Bored?  You’re BORED?!?!  OK.  If you say it, I can’t doubt it.  You wouldn’t be lying about something like that.  But in all honesty I can certainly not suppress my shock.  There must be something deeper going on here.  I smell the sulfuric smoke of the devil wafting through your vacation.  From this distance, I can’t tell much, but if I had to bet I would say you have fallen into routine in your prayer life.  Same old prayers, just going through the motion, no life, no verve, no passion.  Right?  Well, now’s the perfect time to break out of the routine.  Make some kind of pilgrimage; help the kids in your parish get ready for the Christmas liturgies; direct a Christmas play… DO SOMETHING!  Don’t just sit there making yourself a target for temptation.  Maybe it would be enough to adopt the secret of today’s saint.

He had a remarkable life.  Born to one of the most illustrious Frankish families of his epoch, his devout and prudent parents were determined that he should receive an exemplary education not only in academics but also in Christian living.  Accordingly, they put him under the tutelage of the holy Abbot Sigulph and his comrades in the famous and respectable abbey of Ferrières, not far from home.  Ado responded marvelously to the life of study, work, and prayer, and developed his extraordinary natural talents to the highest degree.  The ideal of Christ and the Kingdom filled him with such vigor that he himself decided to forgo the incomparably promising career his family ties guaranteed him, along with the many comforts and pleasures it was sure to afford, and took the monastic habit.  Soon after, things got tough.
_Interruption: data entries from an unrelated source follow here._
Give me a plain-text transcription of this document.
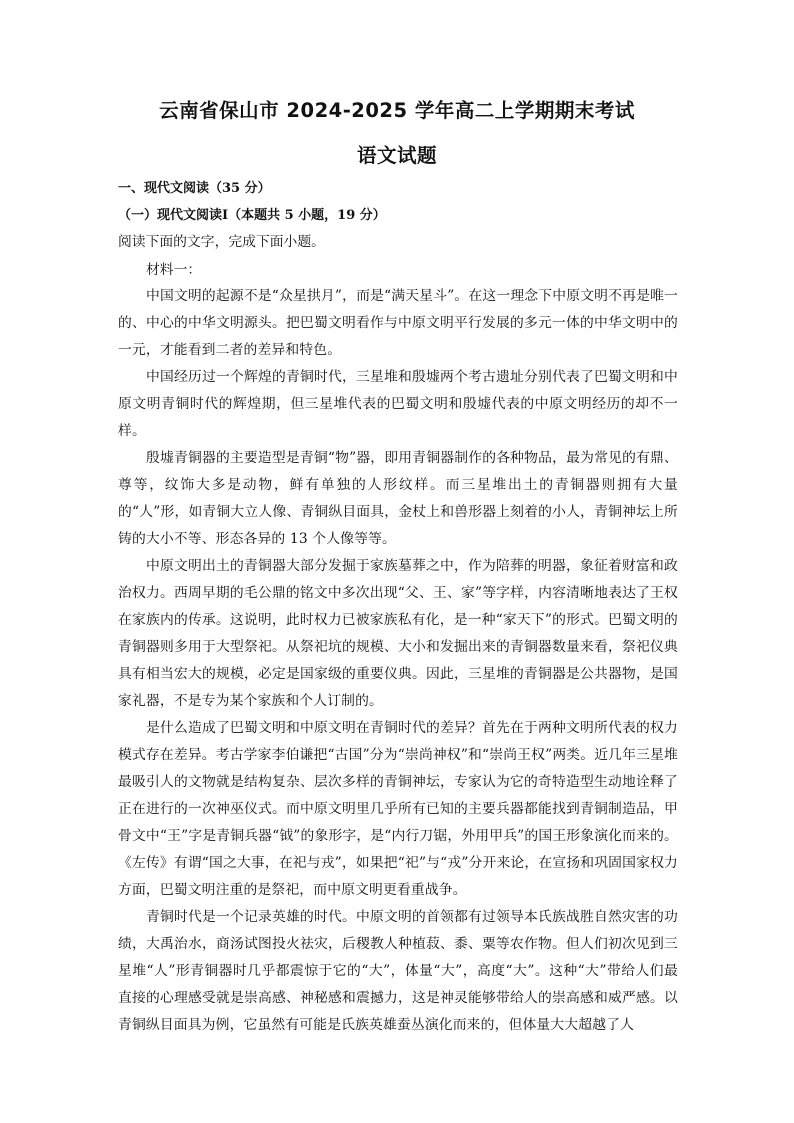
云南省保山市 2024-2025 学年高二上学期期末考试
语文试题
一、现代文阅读（35 分）
（一）现代文阅读Ⅰ（本题共 5 小题，19 分）
阅读下面的文字，完成下面小题。
材料一：

中国文明的起源不是“众星拱月”，而是“满天星斗”。在这一理念下中原文明不再是唯一的、中心的中华文明源头。把巴蜀文明看作与中原文明平行发展的多元一体的中华文明中的一元，才能看到二者的差异和特色。

中国经历过一个辉煌的青铜时代，三星堆和殷墟两个考古遗址分别代表了巴蜀文明和中原文明青铜时代的辉煌期，但三星堆代表的巴蜀文明和殷墟代表的中原文明经历的却不一样。

殷墟青铜器的主要造型是青铜“物”器，即用青铜器制作的各种物品，最为常见的有鼎、尊等，纹饰大多是动物，鲜有单独的人形纹样。而三星堆出土的青铜器则拥有大量的“人”形，如青铜大立人像、青铜纵目面具，金杖上和兽形器上刻着的小人，青铜神坛上所铸的大小不等、形态各异的 13 个人像等等。

中原文明出土的青铜器大部分发掘于家族墓葬之中，作为陪葬的明器，象征着财富和政治权力。西周早期的毛公鼎的铭文中多次出现“父、王、家”等字样，内容清晰地表达了王权在家族内的传承。这说明，此时权力已被家族私有化，是一种“家天下”的形式。巴蜀文明的青铜器则多用于大型祭祀。从祭祀坑的规模、大小和发掘出来的青铜器数量来看，祭祀仪典具有相当宏大的规模，必定是国家级的重要仪典。因此，三星堆的青铜器是公共器物，是国家礼器，不是专为某个家族和个人订制的。

是什么造成了巴蜀文明和中原文明在青铜时代的差异？首先在于两种文明所代表的权力模式存在差异。考古学家李伯谦把“古国”分为“崇尚神权”和“崇尚王权”两类。近几年三星堆最吸引人的文物就是结构复杂、层次多样的青铜神坛，专家认为它的奇特造型生动地诠释了正在进行的一次神巫仪式。而中原文明里几乎所有已知的主要兵器都能找到青铜制造品，甲骨文中“王”字是青铜兵器“钺”的象形字，是“内行刀锯，外用甲兵”的国王形象演化而来的。《左传》有谓“国之大事，在祀与戎”，如果把“祀”与“戎”分开来论，在宣扬和巩固国家权力方面，巴蜀文明注重的是祭祀，而中原文明更看重战争。

青铜时代是一个记录英雄的时代。中原文明的首领都有过领导本氏族战胜自然灾害的功绩，大禹治水，商汤试图投火祛灾，后稷教人种植菽、黍、粟等农作物。但人们初次见到三星堆“人”形青铜器时几乎都震惊于它的“大”，体量“大”，高度“大”。这种“大”带给人们最直接的心理感受就是崇高感、神秘感和震撼力，这是神灵能够带给人的崇高感和威严感。以青铜纵目面具为例，它虽然有可能是氏族英雄蚕丛演化而来的，但体量大大超越了人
He was sent as professor to the monastery of Prom, where he fulfilled his duties with verve and efficacy.  Although his young students were devoted and grateful, however, he inspired envy among some of his peers.  And when the abbot died, they instigated a campaign of slander that ended in Ado’s being expelled from the monastery.  Parrying despair and confusion, he took a pilgrimage to Rome (not a bad idea at all), where he visited the tombs of the Apostles.  He went on to Ravenna, where he published a revised version of the Roman Martyrology.  He also wrote more detailed biographies of saints, and even a chronicle of world history – in short, he didn’t waste his free time.  Eventually he was invited to take over a parish in the diocese of Vienne.  Once again his zeal, humility, and pastoral charity won him admiration, and eventually he was appointed Archbishop of that See, where for fifteen years he worked an almost miraculous reform of faith and morals among his clergy and lay faithful alike.

His secret?  Doing what you’re doing at this very moment: he never stopped nourishing his faith on the examples of holiness found in the lives of the saints.  Reading their anecdotes, writings, and biographies was his favorite and unchanging pastime.  He would get ideas from them and apply them to his own situation, and thus he kept his spiritual life fresh.  I am sure that if you do the same (and don’t just settle for my emails, but read one or two full-fledged biographies every year – start with St Theresa of Avila’s autobiography; you have always reminded me of her), you won’t fall into routine again.